Maryse Condé est une sorcière de la littérature, comme l’afro-américaine Toni Morrison. La sorcellerie s’entend ici au sens de médecine. Moi,Tituba sorcière noire de Salem, plonge en Amérique du Nord au dix-septième siècle. Tituba est une ancienne guérisseuse devenue esclave, accusée dans l’affaire des sorcières de Salem. La traduction anglaise est préfacée par Angela Davis, qui retient l’éloge de la révolte. En 1692, vingt-cinq personnes sont exécutées pour sorcelleries sur témoignages de fillettes prétendument possédées. Quelques années plus tard, l’erreur judiciaire est officiellement reconnue. L’épisode historique met en lumière un phénomène de panique collective toujours actuel, la quête obsessionnelle de sécurité, les dévastations de la rumeur, la perversité délationniste, la paranoïa persécutrice, la mentalité inquisitoire. Le fascisme prospère sur ce terreau-là. La magie est une arme de résistance. « Qu’est-ce qu’une sorcière ? La faculté de communiquer avec les invisibles, de garder un lien constant avec les disparus, de soigner, de guérir n’est-elle pas une grâce supérieure ? La sorcière ne doit-elle pas être révérée au lieu d’être crainte ? ». Tituba est en connexion permanente avec sa mère génétique et sa mère adoptive. Elle se nourrit des énergies insufflées par les présences invisibles. « Man Yaya m’a appris à écouter le vent, à mesurer ses forces au-dessus des cases qu’il s’apprête à broyer. Elle m’a appris la mer et la montagne. Tout vit. Tout est doué d’une âme, d’un souffle ».

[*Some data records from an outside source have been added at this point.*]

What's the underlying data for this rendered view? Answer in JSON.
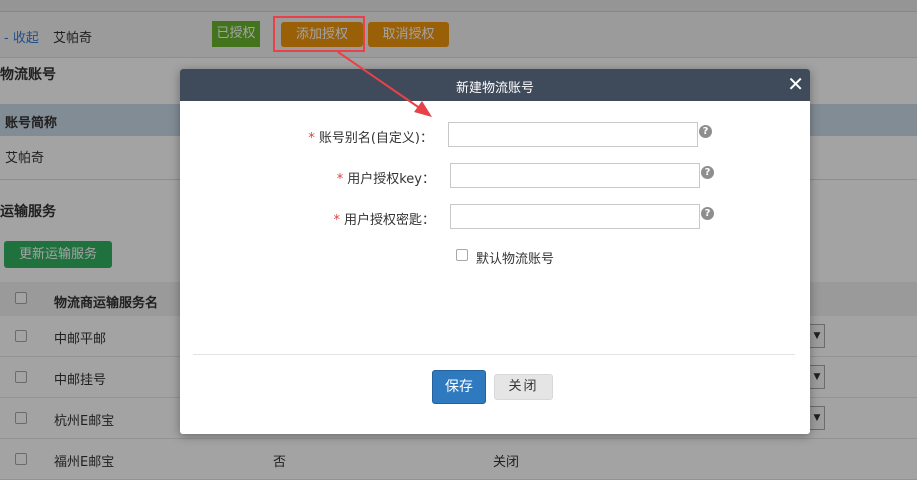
{
  "toolbar": {
    "collapse_label": "- 收起",
    "shop_name": "艾帕奇",
    "authorized_badge": "已授权",
    "add_auth_label": "添加授权",
    "cancel_auth_label": "取消授权"
  },
  "logistics_account": {
    "section_title": "物流账号",
    "column_header": "账号简称",
    "rows": [
      "艾帕奇"
    ]
  },
  "transport": {
    "section_title": "运输服务",
    "update_button": "更新运输服务",
    "column_header": "物流商运输服务名",
    "rows": [
      {
        "name": "中邮平邮",
        "col2": "",
        "col3": ""
      },
      {
        "name": "中邮挂号",
        "col2": "",
        "col3": ""
      },
      {
        "name": "杭州E邮宝",
        "col2": "",
        "col3": ""
      },
      {
        "name": "福州E邮宝",
        "col2": "否",
        "col3": "关闭"
      }
    ],
    "dropdown_glyph": "▼"
  },
  "modal": {
    "title": "新建物流账号",
    "close_glyph": "✕",
    "required_mark": "*",
    "fields": [
      {
        "label": "账号别名(自定义)：",
        "value": "",
        "placeholder": ""
      },
      {
        "label": "用户授权key：",
        "value": "",
        "placeholder": ""
      },
      {
        "label": "用户授权密匙：",
        "value": "",
        "placeholder": ""
      }
    ],
    "help_glyph": "?",
    "default_checkbox_label": "默认物流账号",
    "save_label": "保存",
    "close_label": "关闭"
  },
  "colors": {
    "modal_header": "#3f4a5a",
    "orange_button": "#f0960e",
    "green_badge": "#6ab42e",
    "green_button": "#31b262",
    "save_button": "#2f79bf",
    "annotation_red": "#e8414a"
  },
  "icons": {
    "close": "close-icon",
    "help": "help-icon",
    "arrow": "annotation-arrow"
  }
}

Se réactivent les spiritualités animistes, chamaniques, magnétiques, initiatiques.Maryse Condé s’immerge dans les interrogations essentielles. Elle traite par la dérision le féminisme occidental, l’héroïsation du féminin. L’histoire peut se lire comme un conte fantastique, mais aussi comme une parodie. Un amant de Tituba l’appelle « ma sorcière bien-aimé ». La fille adoptive choisie depuis l’au-delà se nomme Samantha, comme le personnage de la série télévisée. Se critique le féminisme manichéiste français et sa revue Sorcières. La sorcellerie est incompatible avec le militantisme et le spectacle médiatique. « Un livre, on ne sait pas comment il va tourner. Au départ, on a une idée précise. Mais, au fur et mesure, l’histoire se charge d’une série de hantises. Quand on arrive à la fin de la rédaction, on est étonné par le résultat. Des obsessions, des hantises, des idées fixes, c’est ça la littérature finalement. Les questionnements reviennent sans cesse parce que l’écrivain ne trouve pas de réponse ». L’écriture tente de se défaire du pesant bagage, elle le reprend encore plus lourd.*
* Toutes les citations renvoient à Maryse Condé sauf mentions contraires.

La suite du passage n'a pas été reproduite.